À la fin de l’année 1955, John Kennedy devient une personnalité de premier plan. Il propose des mesures législatives qui visent à améliorer la condition des travailleurs, mais celles-ci sont rejetées ou modifiées. Il prend la parole sur la limitation des importations de pétrole et de laine, sur l’aide à l’étranger, sur les subventions fédérales aux villes, sur les droits civiques. Dès 1956, il réclame l’indépendance de l’Algérie, critique le président Eisenhower et sa politique chinoise, intervient plusieurs fois dans les débats de politique étrangère. C’est que Kennedy a décidé, dès ce moment-là, de se présenter aux élections présidentielles. À la convention démocrate de 1956, Adlai Stevenson reçoit l’investiture du parti. Comme candidat à la vice-présidence, Kennedy est battu de peu par Estes Kefauver (1903-1963).

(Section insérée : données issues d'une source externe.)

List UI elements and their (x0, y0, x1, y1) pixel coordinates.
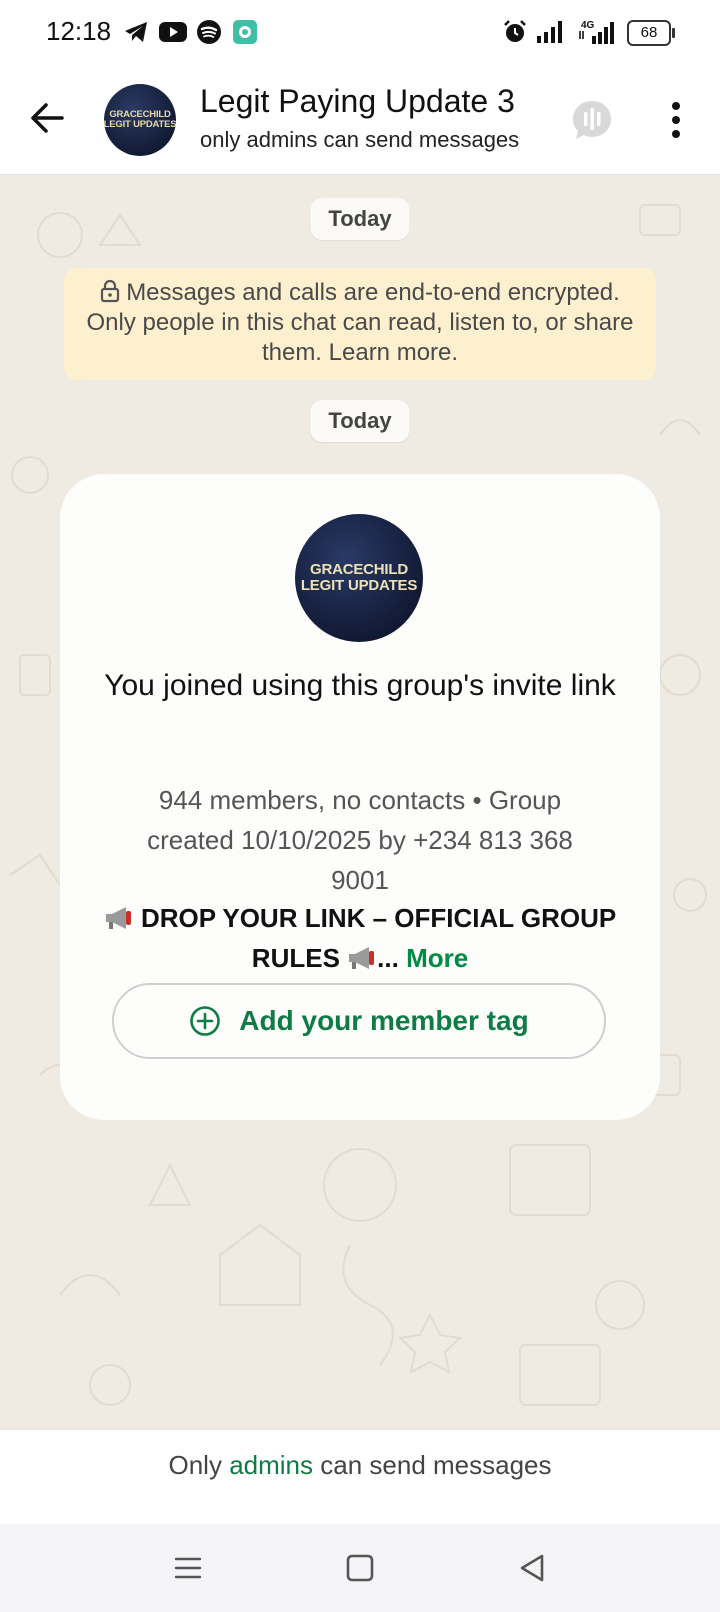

Son succès aux sénatoriales de 1958 augmente ses chances. Toutefois, il doit surmonter un obstacle : un catholique peut-il être président des États-Unis ? En 1928, un autre démocrate, Alfred E. Smith (1873-1944), n’avait pu vaincre ce handicap ; trente ans plus tard, beaucoup d’Américains se demandent encore si un « papiste » ne subventionnerait pas avec des fonds fédéraux les écoles catholiques, s’il ne nouerait pas avec Rome des relations privilégiées, s’il maintiendrait la séparation de l’Église et de l’État. Malgré tout, Kennedy annonce, le 2 janvier 1960, qu’il sera candidat dans une dizaine d’élections primaires. Il élimine l’un de ses rivaux, Hubert Humphrey, en remportant la victoire dans le Wisconsin et surtout en Virginie-Occidentale, État foncièrement protestant. Reste le sénateur Johnson*, qui ne s’est pas présenté aux primaires et qui compte beaucoup d’amis et de partisans chez les démocrates modérés. À la convention de Los Angeles, l’organisation Kennedy, dirigée par Robert, fonctionne parfaitement : John est investi dès le premier tour de scrutin. Songeant au poids politique de Johnson, il propose à ce dernier — à la surprise de son propre frère — d’être candidat à la vice-présidence. Johnson accepte.

Chez les républicains, le candidat à la présidence est Richard M. Nixon*, le bras droit et l’héritier du général Eisenhower*. Les sondages lui donnent l’avantage jusqu’à la fin de septembre : les Américains ne paraissent croire que modérément à la Nouvelle Frontière dont parle Kennedy ; ils préfèrent Nixon, qui possède une certaine expérience du pouvoir. Puis, dans les dix dernières semaines de la campagne, quatre débats télévisés mettent aux prises les deux adversaires : le charme, l’esprit de repartie, les connaissances précises de Kennedy impressionnent, d’autant plus que Nixon est particulièrement maladroit. Le lendemain des élections, un avantage de 100 000 voix sur 68 millions de suffrages exprimés donne à Kennedy la présidence. Celui-ci a bénéficié du soutien des Noirs, qui ont applaudi l’appui du candidat au pasteur Martin Luther King* — alors emprisonné en Géorgie. Il a surtout inspiré confiance à cette Amérique, riche mais inquiète, puissante mais menacée, qui s’incarne dans cet homme de quarante-trois ans.